Abstract
Objective
Myocardial iron overload (MIO) in thalassemia major (TM) may cause subclinical left ventricular (LV) dysfunction which manifests with abnormal strain parameters before a decrease in ejection fraction (EF). Early detection of MIO using cardiovascular magnetic resonance (CMR)-T2* is vital. Our aim was to assess if CMR feature-tracking (FT) strain correlates with T2*, and whether it can identify early contractile dysfunction in patients with MIO but normal EF.
Methods
One hundred and four consecutive TM patients with LVEF > 55% on echocardiography were prospectively enrolled. Those fulfilling the inclusion criteria underwent CMR, with T2* being the gold standard for detecting MIO. Group 1 included patients without significant MIO (T2* > 20 ms) and group 2 with significant MIO (T2* < 20 ms).
Results
Eighty-six patients (mean age, 17.32 years, 59 males) underwent CMR. There were 68 (79.1%) patients in group 1 and 18 (20.9%) in group 2. Fourteen patients (16.3%) had mild-moderate MIO, and four (4.6%) had severe MIO. Patients in group 2 had significantly lower global radial strain (GRS). Global longitudinal strain (GLS) and global circumferential strain (GCS) did not correlate with T2*. T1 mapping values were significantly lower in patients with T2* < 10 ms than those with T2* of 10–20 ms; however, FT-strain values were not significantly different between these two groups.
Conclusion
CMR-derived GRS, but not GLS and GCS, correlated with CMR T2*. GRS is significantly decreased in TM patients with MIO and normal EF when compared with those without. FT-strain may be a useful adjunct to CMR T2* and maybe an early marker of myocardial dysfunction in TM.
Key Points
• A global radial strain of < 29.3 derived from cardiac MRI could predict significant myocardial iron overload in patients with thalassemia, with a sensitivity of 76.5% and specificity of 66.7%.

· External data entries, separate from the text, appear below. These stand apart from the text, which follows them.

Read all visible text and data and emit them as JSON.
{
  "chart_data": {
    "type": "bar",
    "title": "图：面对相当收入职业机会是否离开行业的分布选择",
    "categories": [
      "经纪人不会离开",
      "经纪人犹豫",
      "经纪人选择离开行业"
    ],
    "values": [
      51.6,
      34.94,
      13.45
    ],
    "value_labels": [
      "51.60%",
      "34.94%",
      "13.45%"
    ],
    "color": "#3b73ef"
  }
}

• Patients with any myocardial iron overload have significantly lower GRS, compared to those without, suggesting the ability of CMR strain to identify subtle myocardial contractile disturbances.
• T1 and T2 mapping values are significantly lower in those with severe myocardial iron than those with mild-moderate iron, suggesting a potential role of T1 and T2 mapping in grading myocardial iron.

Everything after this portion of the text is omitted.